Finding Values of 'a' for f ''(x) + f(x)=0

[oswald]

Let us take the first three non-zero terms of Maclaurin's expansion of
f(x)= Asen(ax) + Bcos(ax).
Determine for which values of a the equation f ' '(x) + f(x) = 0.

 

[Gib Z]

Welcome to Physicsforums Oswald.

In this case it seems better to leave f(x) in exact form. Can you find f''(x) and express it in terms of f(x) ?

 

[HallsofIvy]

Let us take the first three non-zero terms of Maclaurin's expansion of
f(x)= Asen(ax) + Bcos(ax).
Determine for which values of a the equation f ' '(x) + f(x) = 0.

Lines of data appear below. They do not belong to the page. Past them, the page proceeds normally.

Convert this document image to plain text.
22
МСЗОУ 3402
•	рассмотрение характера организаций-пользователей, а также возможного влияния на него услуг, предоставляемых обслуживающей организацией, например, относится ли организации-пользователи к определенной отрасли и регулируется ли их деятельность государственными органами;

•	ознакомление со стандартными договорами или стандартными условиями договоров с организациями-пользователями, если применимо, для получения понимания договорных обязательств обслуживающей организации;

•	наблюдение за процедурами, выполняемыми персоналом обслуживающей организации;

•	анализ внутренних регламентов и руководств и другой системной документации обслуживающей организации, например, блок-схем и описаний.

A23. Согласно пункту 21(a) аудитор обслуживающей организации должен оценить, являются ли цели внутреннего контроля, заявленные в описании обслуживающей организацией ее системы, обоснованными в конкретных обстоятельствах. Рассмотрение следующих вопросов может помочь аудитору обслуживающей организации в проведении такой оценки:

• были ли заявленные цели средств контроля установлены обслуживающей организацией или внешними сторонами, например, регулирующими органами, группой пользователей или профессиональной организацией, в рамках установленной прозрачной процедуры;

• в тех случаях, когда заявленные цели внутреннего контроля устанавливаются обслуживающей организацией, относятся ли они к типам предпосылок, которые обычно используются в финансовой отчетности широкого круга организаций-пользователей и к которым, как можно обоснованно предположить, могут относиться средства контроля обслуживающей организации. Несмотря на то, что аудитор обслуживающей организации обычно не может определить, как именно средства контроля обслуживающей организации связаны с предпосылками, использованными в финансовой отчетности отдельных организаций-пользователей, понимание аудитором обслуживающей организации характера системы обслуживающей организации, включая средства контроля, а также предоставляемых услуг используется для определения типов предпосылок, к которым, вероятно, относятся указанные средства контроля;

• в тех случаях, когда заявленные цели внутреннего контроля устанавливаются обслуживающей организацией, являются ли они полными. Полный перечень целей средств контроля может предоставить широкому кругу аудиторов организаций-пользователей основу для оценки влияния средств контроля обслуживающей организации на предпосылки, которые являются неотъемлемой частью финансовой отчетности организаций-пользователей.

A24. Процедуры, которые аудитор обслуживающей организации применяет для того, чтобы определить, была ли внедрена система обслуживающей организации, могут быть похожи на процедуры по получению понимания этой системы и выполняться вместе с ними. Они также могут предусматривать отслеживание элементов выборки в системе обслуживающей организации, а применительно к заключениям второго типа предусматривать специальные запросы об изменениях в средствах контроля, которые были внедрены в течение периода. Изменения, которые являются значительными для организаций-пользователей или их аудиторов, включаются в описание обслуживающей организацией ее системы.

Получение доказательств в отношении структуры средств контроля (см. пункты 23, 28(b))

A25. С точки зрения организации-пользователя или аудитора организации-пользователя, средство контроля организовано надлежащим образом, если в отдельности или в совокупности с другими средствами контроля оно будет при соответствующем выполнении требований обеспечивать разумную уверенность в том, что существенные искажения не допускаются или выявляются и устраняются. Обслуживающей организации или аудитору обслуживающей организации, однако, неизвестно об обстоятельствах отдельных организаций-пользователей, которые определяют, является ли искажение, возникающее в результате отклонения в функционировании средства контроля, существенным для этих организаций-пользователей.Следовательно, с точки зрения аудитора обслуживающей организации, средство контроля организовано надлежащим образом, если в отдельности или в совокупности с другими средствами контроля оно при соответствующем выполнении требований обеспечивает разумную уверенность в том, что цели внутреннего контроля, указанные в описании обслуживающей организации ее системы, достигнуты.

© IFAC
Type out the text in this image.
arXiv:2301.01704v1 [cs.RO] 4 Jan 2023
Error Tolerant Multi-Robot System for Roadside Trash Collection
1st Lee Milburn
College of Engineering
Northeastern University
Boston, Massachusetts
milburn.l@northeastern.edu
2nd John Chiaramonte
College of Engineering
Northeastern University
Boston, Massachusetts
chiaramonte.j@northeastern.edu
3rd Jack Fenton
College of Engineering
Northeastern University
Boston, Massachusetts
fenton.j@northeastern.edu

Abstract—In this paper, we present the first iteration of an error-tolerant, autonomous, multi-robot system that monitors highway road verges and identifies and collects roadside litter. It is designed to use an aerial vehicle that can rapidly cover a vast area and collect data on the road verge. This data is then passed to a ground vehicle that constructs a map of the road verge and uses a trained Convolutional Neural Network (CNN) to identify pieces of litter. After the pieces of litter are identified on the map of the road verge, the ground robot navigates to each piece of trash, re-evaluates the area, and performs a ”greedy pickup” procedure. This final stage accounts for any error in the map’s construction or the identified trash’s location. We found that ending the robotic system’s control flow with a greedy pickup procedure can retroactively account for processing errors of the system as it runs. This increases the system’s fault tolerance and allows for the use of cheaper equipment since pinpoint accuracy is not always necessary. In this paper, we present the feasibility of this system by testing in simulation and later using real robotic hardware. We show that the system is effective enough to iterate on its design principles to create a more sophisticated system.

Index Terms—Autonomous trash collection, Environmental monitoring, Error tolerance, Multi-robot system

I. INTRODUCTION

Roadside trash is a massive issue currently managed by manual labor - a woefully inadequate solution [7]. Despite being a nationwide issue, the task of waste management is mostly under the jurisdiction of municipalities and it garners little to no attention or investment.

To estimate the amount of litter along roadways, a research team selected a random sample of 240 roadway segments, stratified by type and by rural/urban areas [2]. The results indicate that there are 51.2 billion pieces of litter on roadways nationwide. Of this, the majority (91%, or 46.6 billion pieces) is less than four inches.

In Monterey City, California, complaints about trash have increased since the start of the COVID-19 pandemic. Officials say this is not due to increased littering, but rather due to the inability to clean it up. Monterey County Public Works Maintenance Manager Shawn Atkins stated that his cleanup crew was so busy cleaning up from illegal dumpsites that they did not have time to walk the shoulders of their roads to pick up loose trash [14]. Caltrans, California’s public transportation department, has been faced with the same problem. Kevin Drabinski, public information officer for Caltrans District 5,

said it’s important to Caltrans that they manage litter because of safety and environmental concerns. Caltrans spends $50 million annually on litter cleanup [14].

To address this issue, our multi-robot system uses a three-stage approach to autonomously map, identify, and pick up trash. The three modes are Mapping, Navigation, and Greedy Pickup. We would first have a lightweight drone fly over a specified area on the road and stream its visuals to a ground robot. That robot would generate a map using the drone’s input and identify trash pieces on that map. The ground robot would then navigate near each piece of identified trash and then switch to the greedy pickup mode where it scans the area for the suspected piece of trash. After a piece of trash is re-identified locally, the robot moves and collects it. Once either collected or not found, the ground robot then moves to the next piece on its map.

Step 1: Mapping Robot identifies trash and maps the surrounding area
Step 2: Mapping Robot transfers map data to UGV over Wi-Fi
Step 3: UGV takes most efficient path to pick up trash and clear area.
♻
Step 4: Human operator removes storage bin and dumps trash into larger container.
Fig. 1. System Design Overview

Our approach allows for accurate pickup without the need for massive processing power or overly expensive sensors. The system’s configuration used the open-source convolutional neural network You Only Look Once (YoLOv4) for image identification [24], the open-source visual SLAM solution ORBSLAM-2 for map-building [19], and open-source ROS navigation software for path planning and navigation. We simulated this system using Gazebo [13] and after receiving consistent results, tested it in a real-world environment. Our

That looks like a homework problem and you haven't said anything about what YOU have already done. Do you know how to find the MacLaurin's series for a function?

 

[oswald]

Maclaurin Serie solution

I have done this, but it doesn't work...
......∞
A sin(ax) = A[ ∑ (-1)^k . (ax)^2k+1 ] / (2k+1)! to find Maclaurin series of A sin(ax)
......0
......∞
B cos(ax) = B[ ∑ (-1)^k . (ax)^2k ] / (2k)! is Maclaurin Series of B cos(ax)
......0

hence:

A sin(ax) = Aax - Aa³x³/6 + Aa^5x^5/120

B cos(ax) = 1 - Ba²x²/2 + Ba^4x^4/24

f''(x) + f(x) = 0

what is f''(x)? I think its:

f''(x) = 0 + 1
f(x) = A sen(ax) + B cos(ax)

so,

0 + 1 + Asen(ax) + B cos(ax) = 0

Asen(ax) + Bcos(ax) = -1

the answer is a= 1 and a= -1, but i don't know how. Is the value of A, B and x important?

 

[oswald]

Hi,i found the solution in yahoo...

Take your function and differentiate it twice. observe that

f '' (x) = - a^2 f(x)

Substitute this into the equation. One possibility is that
A=B=0. Otherwise, cancel f(x) and you have a simple algebraic equation for a to solve.
have done:
f²(x)= -a²f(x)
so,
-a²f(x)+f(x)=0
f(x)[-a²+1]=0
a= 1 or -1!
i don't know why the teacher ask for Maclaurin series...

 

[Gib Z]

I don't know why you didn't just take my hint, which got at exactly the same thing, rather than go to Yahoo.